What martyr disdained to live the abundance of this proclamation? What saint, in His poverty, declared God to be poor and this world to be bereft of its fullness? And yet in our own confidence in the material machine of modernity (not in God) we worry and are anxious about its limits. Modernity’s fullness has its limits for it is not the fullness of God but of man (and this as unredeemed). It offers a false promise. It’s fullness does not generally induce kindness and generosity but acquisition and envy.
True fullness will always beget generosity and kindness – it is a hallmark of the work of God. True fullness brought a cry of “the half of my goods I give to the poor” from the lips of the Publican Zachaeus. True fullness will always be marked by such cries – they are echoes of “Indeed, He is risen!”
The abundance found in the Kingdom of God is not the same as the abundance imagined by a planet enmeshed in its own cycle of scarcity and envy. The abundance proclaimed in the Kingdom of God in which the earth is the Lord’s and the fullness thereof, is an abundance in which there is not enough to waste but more than enough to share. The abundance flows from the enlargement of our heart as we expand our very existence to include the other. A world constituted by love rather than the envy of individualism will always have more than enough.
Envy plays a large role in the events of Holy Week. Strangely, it is a passion which is rarely mentioned in our culture, even though the Fathers (at least some) thought of it as the root of all sin. We frequently think of pride as the root of all sin, but some of the Fathers note that pride, unlike envy, can be completely private, whereas envy always seeks harm for another.
Many times the sins we think of as pride, are, in fact, envy, insomuch as they are directed at other human beings. We envy their success, their “good fortune,” and many other such things. If we examine our heart carefully we will discover envy to be frequently at the root of anger, our sense of injustice and unfairness. The first murder, Abel’s death at the hand of his brother, is clearly the result of envy.
Even Judas is described as envious in the hymns of the Church, as well as the rulers of Israel by the Scriptures themselves. Sometimes in our “free-market” society, our failure and the envy it engenders gets turned against us and we condemn ourselves because we are not as clever as others. The basic inequalities of life become the source of either anger towards others of self-loathing depending on our own personality (and sometime a mixture of both).
The great difficulty with having a God is the fundamental requirement that we renounce envy. As one friend told me, “The most important thing to know about God is that you are not Him.” And this is something that I must learn to be content with.
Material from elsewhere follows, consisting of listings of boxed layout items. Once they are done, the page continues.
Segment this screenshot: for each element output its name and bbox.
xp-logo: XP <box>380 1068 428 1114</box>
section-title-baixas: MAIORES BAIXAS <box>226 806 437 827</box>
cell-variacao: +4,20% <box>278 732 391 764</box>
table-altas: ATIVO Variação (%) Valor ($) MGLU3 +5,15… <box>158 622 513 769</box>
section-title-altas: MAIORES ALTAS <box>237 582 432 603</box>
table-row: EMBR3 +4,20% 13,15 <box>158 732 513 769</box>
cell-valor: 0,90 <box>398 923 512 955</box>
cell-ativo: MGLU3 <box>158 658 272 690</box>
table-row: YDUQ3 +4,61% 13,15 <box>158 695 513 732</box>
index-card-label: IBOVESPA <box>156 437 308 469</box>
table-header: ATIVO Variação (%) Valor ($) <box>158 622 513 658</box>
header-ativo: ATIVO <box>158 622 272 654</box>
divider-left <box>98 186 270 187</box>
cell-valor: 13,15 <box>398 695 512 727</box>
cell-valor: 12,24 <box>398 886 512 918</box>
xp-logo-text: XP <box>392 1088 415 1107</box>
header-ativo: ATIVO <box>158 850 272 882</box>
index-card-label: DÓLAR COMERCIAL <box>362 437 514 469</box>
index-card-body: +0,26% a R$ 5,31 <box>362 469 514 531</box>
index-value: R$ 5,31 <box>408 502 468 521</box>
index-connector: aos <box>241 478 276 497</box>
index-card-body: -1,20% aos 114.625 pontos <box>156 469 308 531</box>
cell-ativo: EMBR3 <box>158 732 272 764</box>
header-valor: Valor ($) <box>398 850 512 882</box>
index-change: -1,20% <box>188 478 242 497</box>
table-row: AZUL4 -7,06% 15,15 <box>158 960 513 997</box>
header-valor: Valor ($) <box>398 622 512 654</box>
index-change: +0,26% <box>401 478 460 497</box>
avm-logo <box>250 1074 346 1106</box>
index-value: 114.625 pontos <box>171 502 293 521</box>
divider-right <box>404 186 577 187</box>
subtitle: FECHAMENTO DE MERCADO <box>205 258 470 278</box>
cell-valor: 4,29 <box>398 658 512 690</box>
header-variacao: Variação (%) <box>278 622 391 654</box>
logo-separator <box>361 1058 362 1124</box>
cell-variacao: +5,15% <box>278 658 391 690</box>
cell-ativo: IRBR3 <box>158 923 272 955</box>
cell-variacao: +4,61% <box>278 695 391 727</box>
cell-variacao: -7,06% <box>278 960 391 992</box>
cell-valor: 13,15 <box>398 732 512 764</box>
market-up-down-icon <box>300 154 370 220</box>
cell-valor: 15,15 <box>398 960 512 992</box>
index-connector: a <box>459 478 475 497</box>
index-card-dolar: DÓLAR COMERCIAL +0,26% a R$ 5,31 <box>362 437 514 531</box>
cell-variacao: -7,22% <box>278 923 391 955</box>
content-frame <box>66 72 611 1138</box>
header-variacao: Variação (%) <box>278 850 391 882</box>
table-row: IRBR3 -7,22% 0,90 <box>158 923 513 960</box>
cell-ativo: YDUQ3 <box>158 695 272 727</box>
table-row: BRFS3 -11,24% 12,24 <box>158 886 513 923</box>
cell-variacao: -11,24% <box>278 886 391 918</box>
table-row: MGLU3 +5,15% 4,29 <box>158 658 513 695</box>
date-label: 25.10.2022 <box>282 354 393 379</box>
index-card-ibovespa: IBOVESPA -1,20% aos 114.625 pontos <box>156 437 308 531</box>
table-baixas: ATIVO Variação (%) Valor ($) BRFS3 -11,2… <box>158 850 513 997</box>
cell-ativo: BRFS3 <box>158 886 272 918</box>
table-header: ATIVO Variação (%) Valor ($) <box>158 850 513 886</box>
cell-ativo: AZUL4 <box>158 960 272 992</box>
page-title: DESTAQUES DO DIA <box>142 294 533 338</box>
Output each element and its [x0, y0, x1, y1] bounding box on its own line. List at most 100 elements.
God is the Lord of the universe and not me. Things work together for good according to His own redemptive plan and not according to my secret machinations.
Envy is perhaps the most subtle of sins. Even in the desert where no one possesses anything, there is always something about another that we can find to envy. Our adversary, himself dominated by his envy of God, will always have envious suggestions to make to us.
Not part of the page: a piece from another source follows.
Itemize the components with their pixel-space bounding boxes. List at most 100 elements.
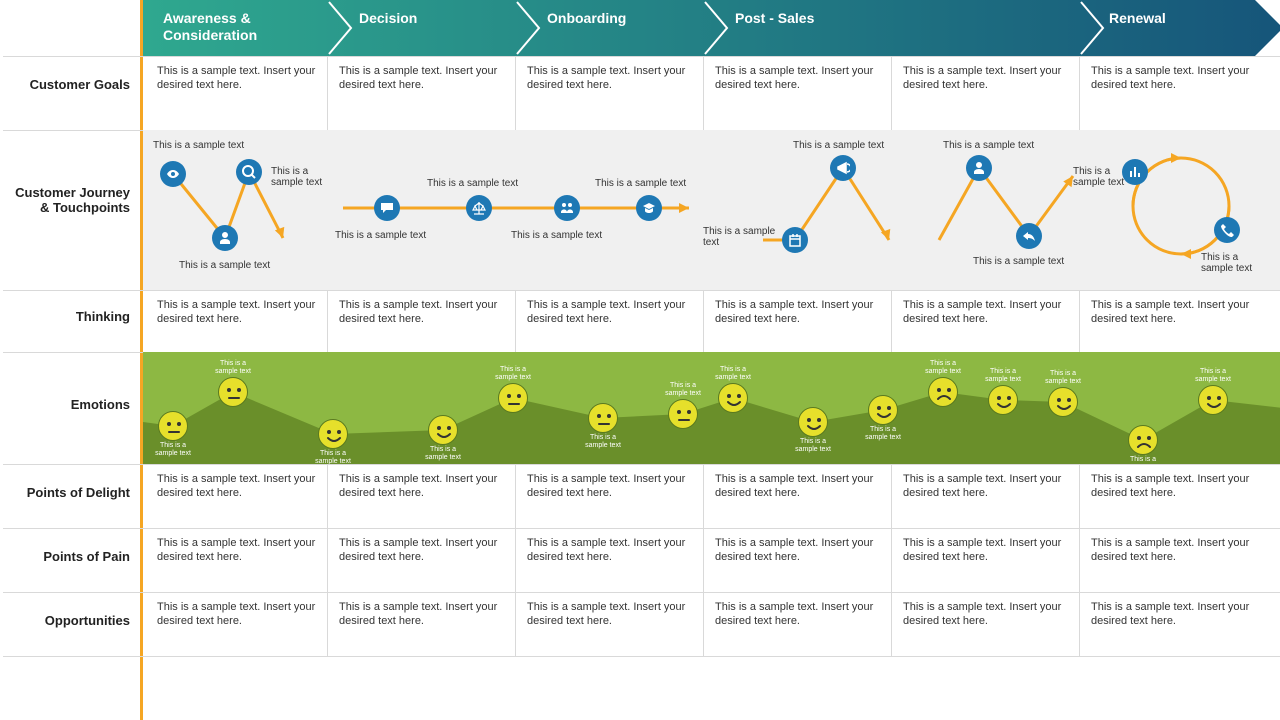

To combat envy several things are necessary:
We must believe that God is good.
We must believe that God’s will for us in particular is good.
We must believe that God’s goodness is without limit.
We must believe that God’s goodness, shed upon someone else, does not come at our expense.
Thus we can “rejoice with those who rejoice, and weep with those who weep.” We can see that it is possible to turn our lives over completely to God and trust Him in all things. We can bless who we are and where we are (even if our own sins and limitations have made of our lives a difficulty). God is good. We need not envy. Further, we can give thanks for all things for they proceed from the fullness of God and His kindness to us. Even those things we perceive as “evil” occur in the context of the world we have entered through Baptism. We may give thanks despite all the troubles that afflict us – for God is good, and His mercy endures forever.
Envy has no place within the Christian life. It belongs to those who drive nails into the flesh of God and taunt Him with their perceived victory. When all is said, they will stand as mute as fish, unable to cry, “Alleluia.”